クリッシーたちの活動は”THE SATO PROJECT”と名付けられた。SATOとはプエルトリコで”さまよえる犬”を指す言葉。保護され治療されリハビリを乗り越えた犬たちは、数週間後にはNYへ送られ、そこから里親の元へと旅立つ。そこまでにかかる費用は、一頭につきおよそ1,250ドル。
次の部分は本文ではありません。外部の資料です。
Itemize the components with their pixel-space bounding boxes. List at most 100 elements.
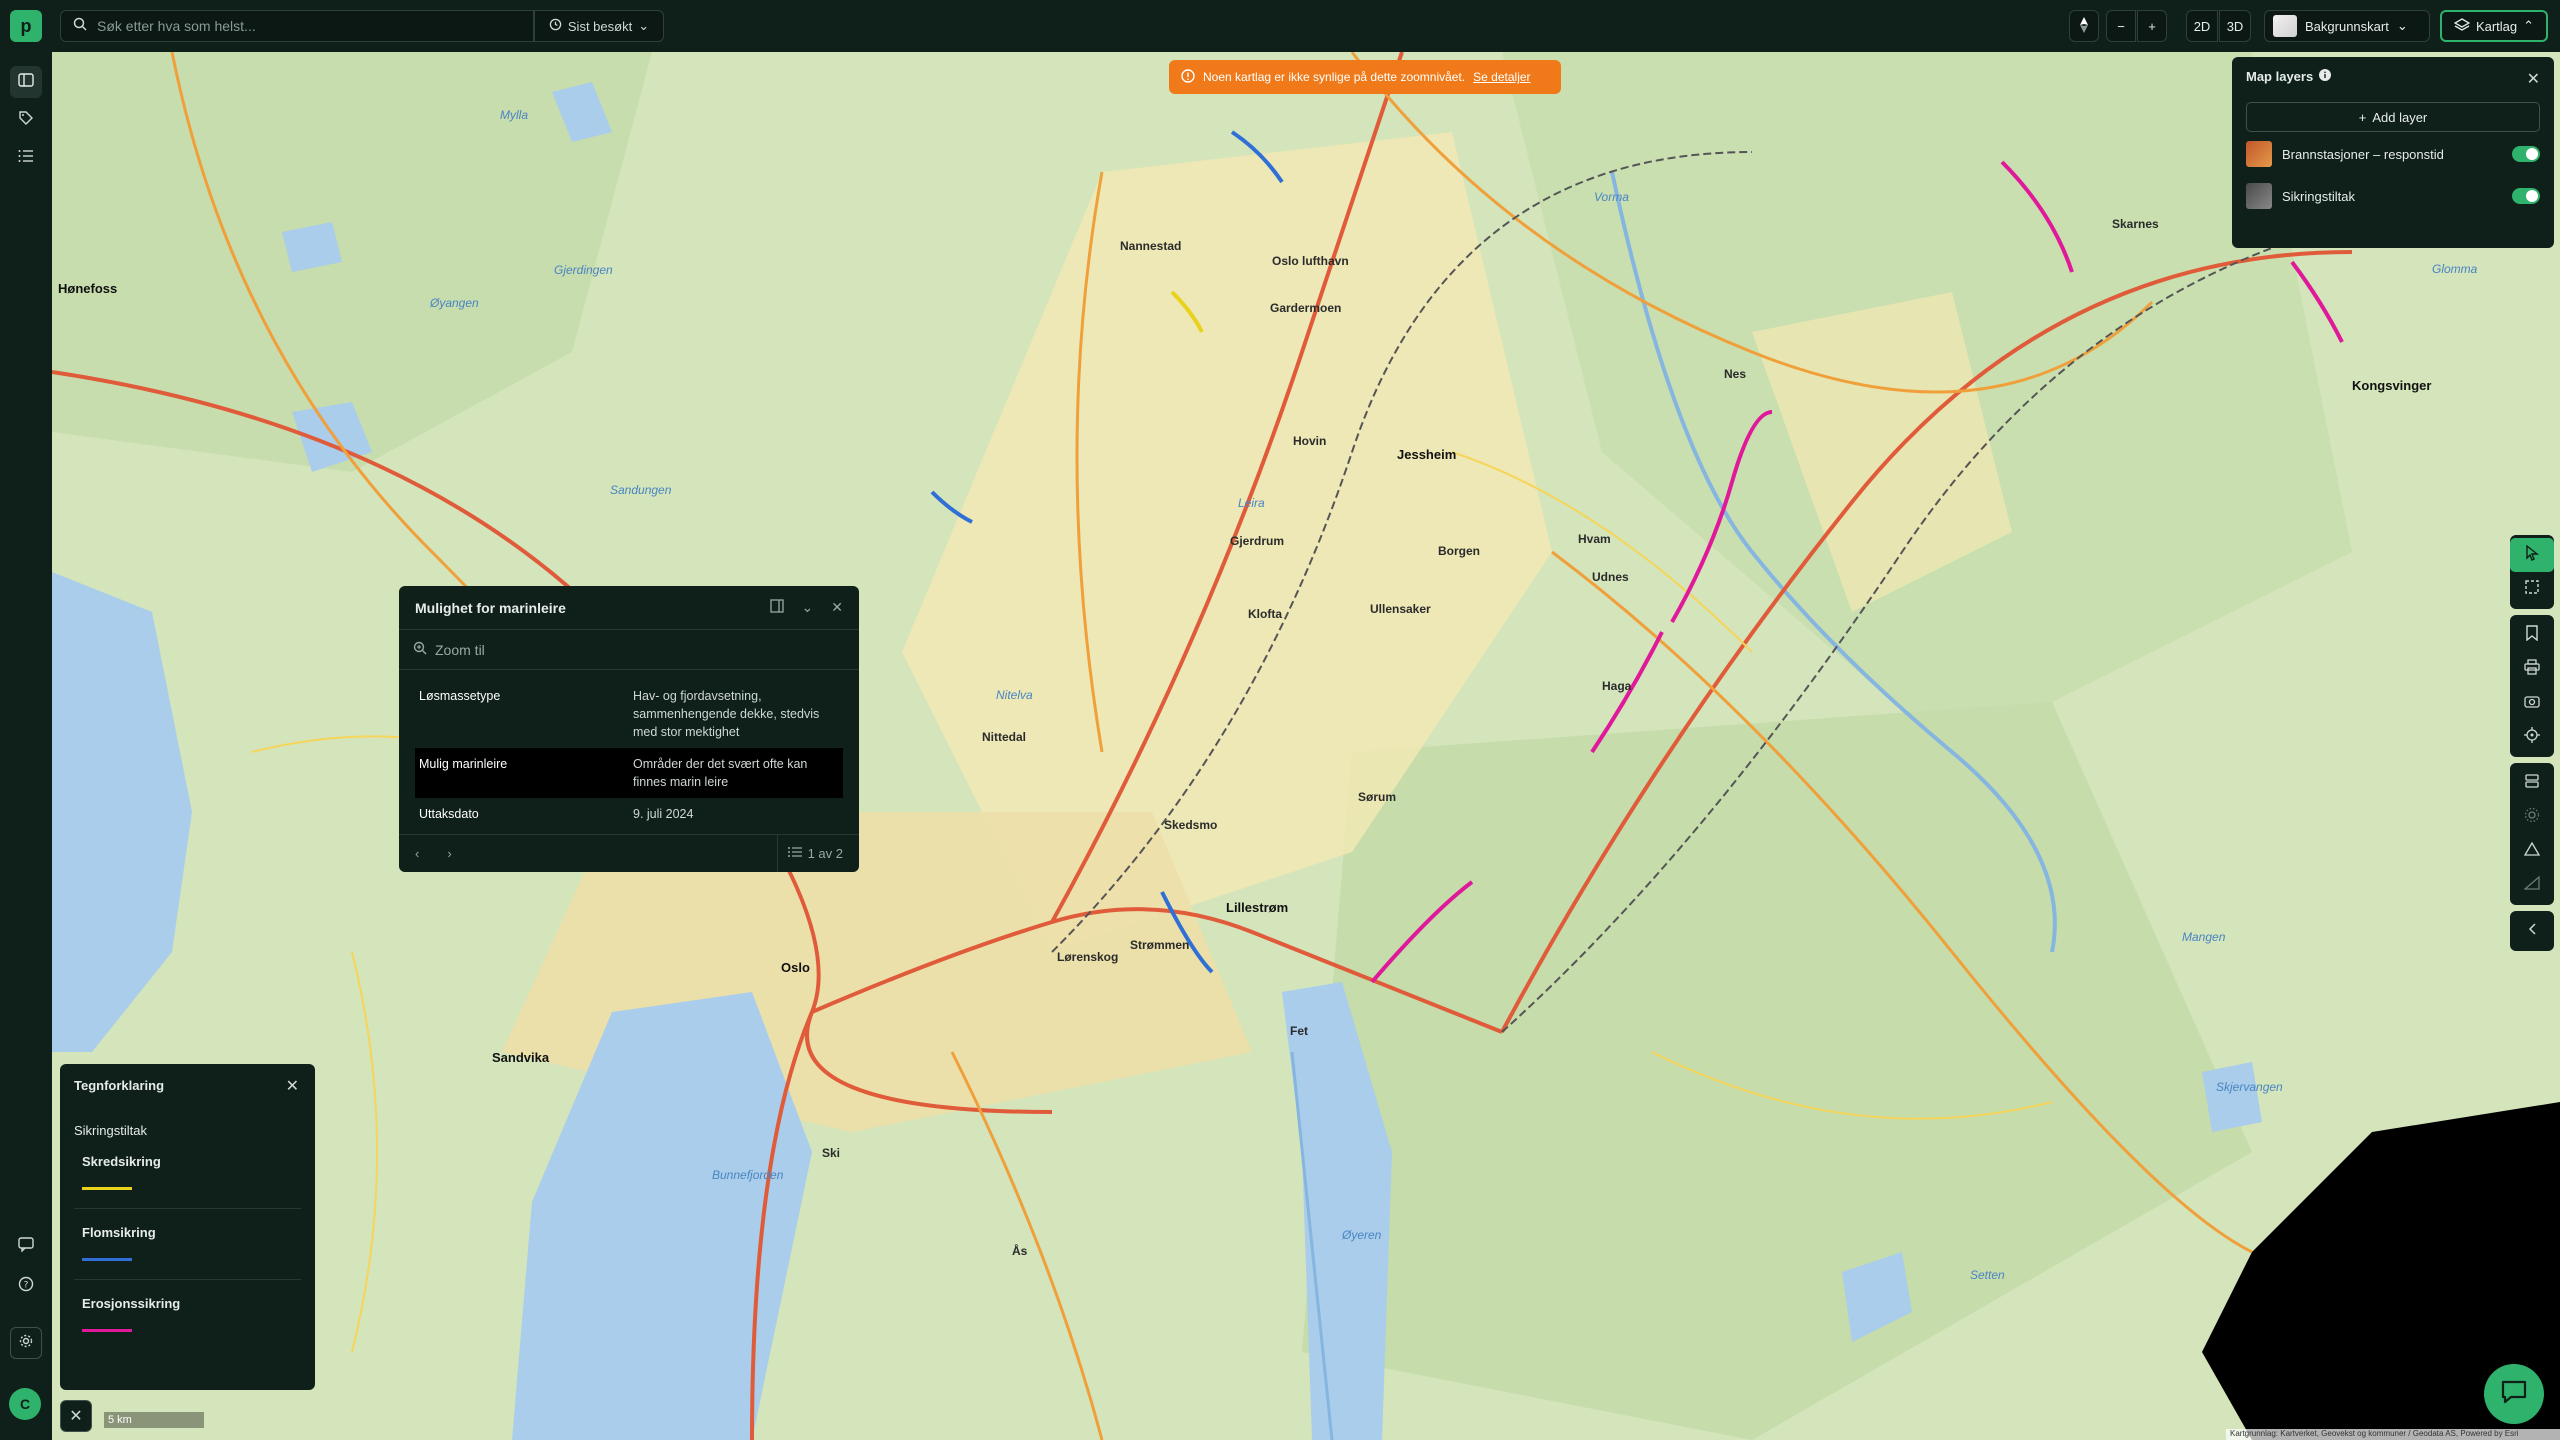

クリッシーの闘いは多くの人々の間に共感を生み、次々と里親志願や支援者が集まった。これまでに里親に届けた犬は1,000頭以上。しかし、プエルトリコには25万頭のSATOがいるという。彼女たちは現地での動物愛護の啓蒙活動に力を注ぎ、いずれはアメリカへ犬を送る必要がないようになればと願う。
世界を揺り動かせ
映画界の巨匠ロン・ハワードを父にもつブライス・ダラス・ハワードが監督した、インスピレーションに導かれアクションを起こした女性たちを綴ったショートフィルム「INSPIRED」にも”世界を揺り動かす一人”としてクリッシーは取り上げられた。その中で彼女は、世界中の多くの女性たちへ強いメッセージを伝えようとしている。
クリッシーの闘いからもたらされる”福音”が届く先は、”犬死海岸”だけではないのかもしれない。